You may be interested in Katzenpost and the research behind it: https://katzenpost.network/
Ah. It actually looks very sensible. I knew things like that existed, but didn't know they had dummy messages.
I guess my approach is more P2P, more simplicity, shortness and clarity focused, as well as perhaps emphasizing general networking less-- I sacrifice more, I'm fine with 3-6 second delays on all messages, for example. I guess I also emphasize scale in that I intend to have 10,000+ connection open simultaneously on every peer, and because of this you don't even always need the retransmission aspect, since the person you want to talk to might be in the group of 10,000 that you send a message to every second.
So in my thing the mixing is less important and the retransmission aspect is only needed when the network grows so big that you, when you connect don't happen to randomly end up directly peering with the person you want to talk to.
I'm not sure. Freenet actually stores information, this is pure communication system. I don't think it uses dummy messages.
My target size is also <500 lines, and I think <200 is feasible, whereas Freenet is apparently 192,000 lines.
While there aren't as many services available, there are alternatives to Tor. Veilid on the protocol level seems to be quite promising, and I2P and other networks also provide some Tor-like features.

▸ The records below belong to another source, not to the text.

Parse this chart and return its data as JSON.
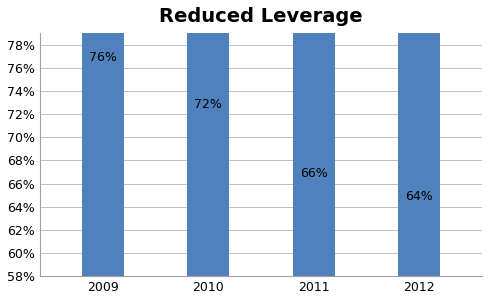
{
  "title": "Reduced Leverage",
  "categories": [
    "2009",
    "2010",
    "2011",
    "2012"
  ],
  "values": [
    76,
    72,
    66,
    64
  ],
  "labels": [
    "76%",
    "72%",
    "66%",
    "64%"
  ],
  "bar_color": "#4f81bd",
  "background_color": "#ffffff",
  "plot_bg_color": "#ffffff",
  "grid_color": "#c0c0c0",
  "spine_color": "#a0a0a0",
  "ylim_min": 58,
  "ylim_max": 79,
  "ytick_step": 2,
  "title_fontsize": 14,
  "label_fontsize": 9,
  "tick_fontsize": 9,
  "bar_width": 0.4,
  "figwidth": 4.89,
  "figheight": 3.01,
  "dpi": 100
}
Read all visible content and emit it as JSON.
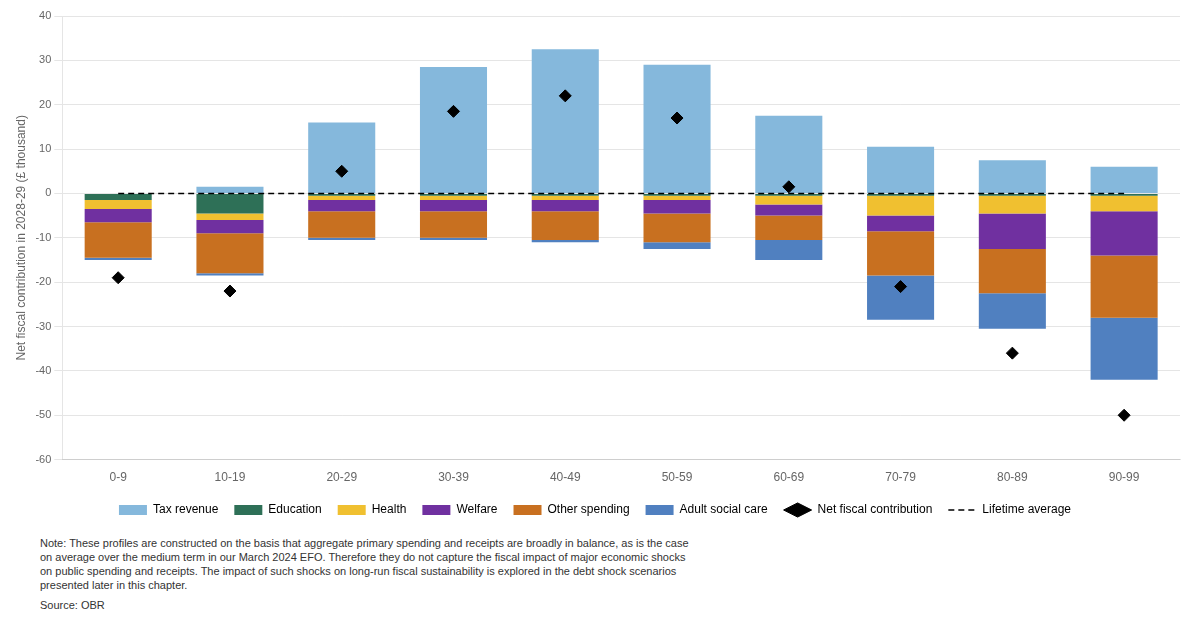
{
  "chart_data": {
    "type": "bar",
    "stacked": true,
    "ylabel": "Net fiscal contribution in 2028-29 (£ thousand)",
    "categories": [
      "0-9",
      "10-19",
      "20-29",
      "30-39",
      "40-49",
      "50-59",
      "60-69",
      "70-79",
      "80-89",
      "90-99"
    ],
    "series": [
      {
        "name": "Tax revenue",
        "color": "#85B8DC",
        "values": [
          0.0,
          1.5,
          16.0,
          28.5,
          32.5,
          29.0,
          17.5,
          10.5,
          7.5,
          6.0
        ]
      },
      {
        "name": "Education",
        "color": "#2E7057",
        "values": [
          -1.5,
          -4.5,
          -0.5,
          -0.5,
          -0.5,
          -0.5,
          -0.5,
          -0.5,
          -0.5,
          -0.5
        ]
      },
      {
        "name": "Health",
        "color": "#F0C030",
        "values": [
          -2.0,
          -1.5,
          -1.0,
          -1.0,
          -1.0,
          -1.0,
          -2.0,
          -4.5,
          -4.0,
          -3.5
        ]
      },
      {
        "name": "Welfare",
        "color": "#7030A0",
        "values": [
          -3.0,
          -3.0,
          -2.5,
          -2.5,
          -2.5,
          -3.0,
          -2.5,
          -3.5,
          -8.0,
          -10.0
        ]
      },
      {
        "name": "Other spending",
        "color": "#C87020",
        "values": [
          -8.0,
          -9.0,
          -6.0,
          -6.0,
          -6.5,
          -6.5,
          -5.5,
          -10.0,
          -10.0,
          -14.0
        ]
      },
      {
        "name": "Adult social care",
        "color": "#5080C0",
        "values": [
          -0.5,
          -0.5,
          -0.5,
          -0.5,
          -0.5,
          -1.5,
          -4.5,
          -10.0,
          -8.0,
          -14.0
        ]
      },
      {
        "name": "Net fiscal contribution",
        "type": "scatter",
        "marker": "diamond",
        "color": "black",
        "values": [
          -19,
          -22,
          5,
          18.5,
          22,
          17,
          1.5,
          -21,
          -36,
          -50
        ]
      },
      {
        "name": "Lifetime average",
        "type": "line",
        "line_style": "dashed",
        "color": "black",
        "values": [
          0,
          0,
          0,
          0,
          0,
          0,
          0,
          0,
          0,
          0
        ]
      }
    ],
    "ylim": [
      -60,
      40
    ],
    "yticks": [
      -60,
      -50,
      -40,
      -30,
      -20,
      -10,
      0,
      10,
      20,
      30,
      40
    ],
    "grid": true,
    "legend": "bottom",
    "notes": [
      "Note: These profiles are constructed on the basis that aggregate primary spending and receipts are broadly in balance, as is the case",
      "on average over the medium term in our March 2024 ​EFO. Therefore they do not capture the fiscal impact of major economic shocks",
      "on public spending and receipts. The impact of such shocks on long-run fiscal sustainability is explored in the debt shock scenarios",
      "presented later in this chapter."
    ],
    "source": "Source: OBR"
  }
}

If you're trying to browse the web then you won't find many alternatives, but if you're looking to avoid the authorities doing some data exchange, you have options.

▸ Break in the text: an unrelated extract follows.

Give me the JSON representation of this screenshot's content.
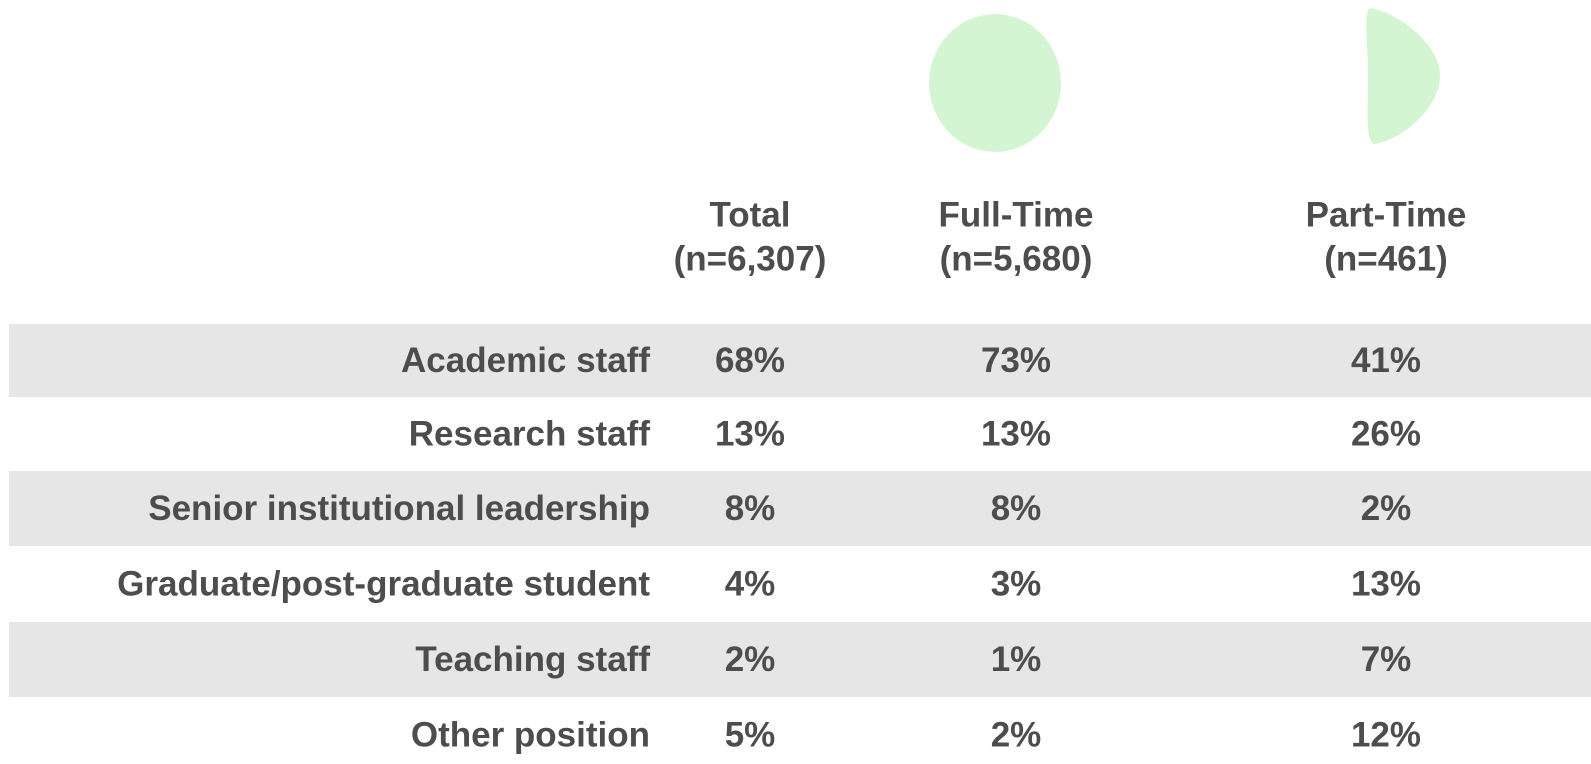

What you'd do is that you'd write a distributed remailer where fixed-size messages are sent on fixed timeslots, possibly with some noise in when it's transmitted, with a message always being sent on its timeslot, even if a dummy message must be sent.
I've been writing a system like this in Erlang, intended to be short enough that you can take a picture of the source code and then type it in by hand in a reasonable amount of time, as a sort of protest against Chat Control. I'm not sure I'm going to release it-- after all, they haven't passed it yet, and there are all sorts of problems that this thing could needlessly accelerate, but I've started fiddling with it more intensively recently.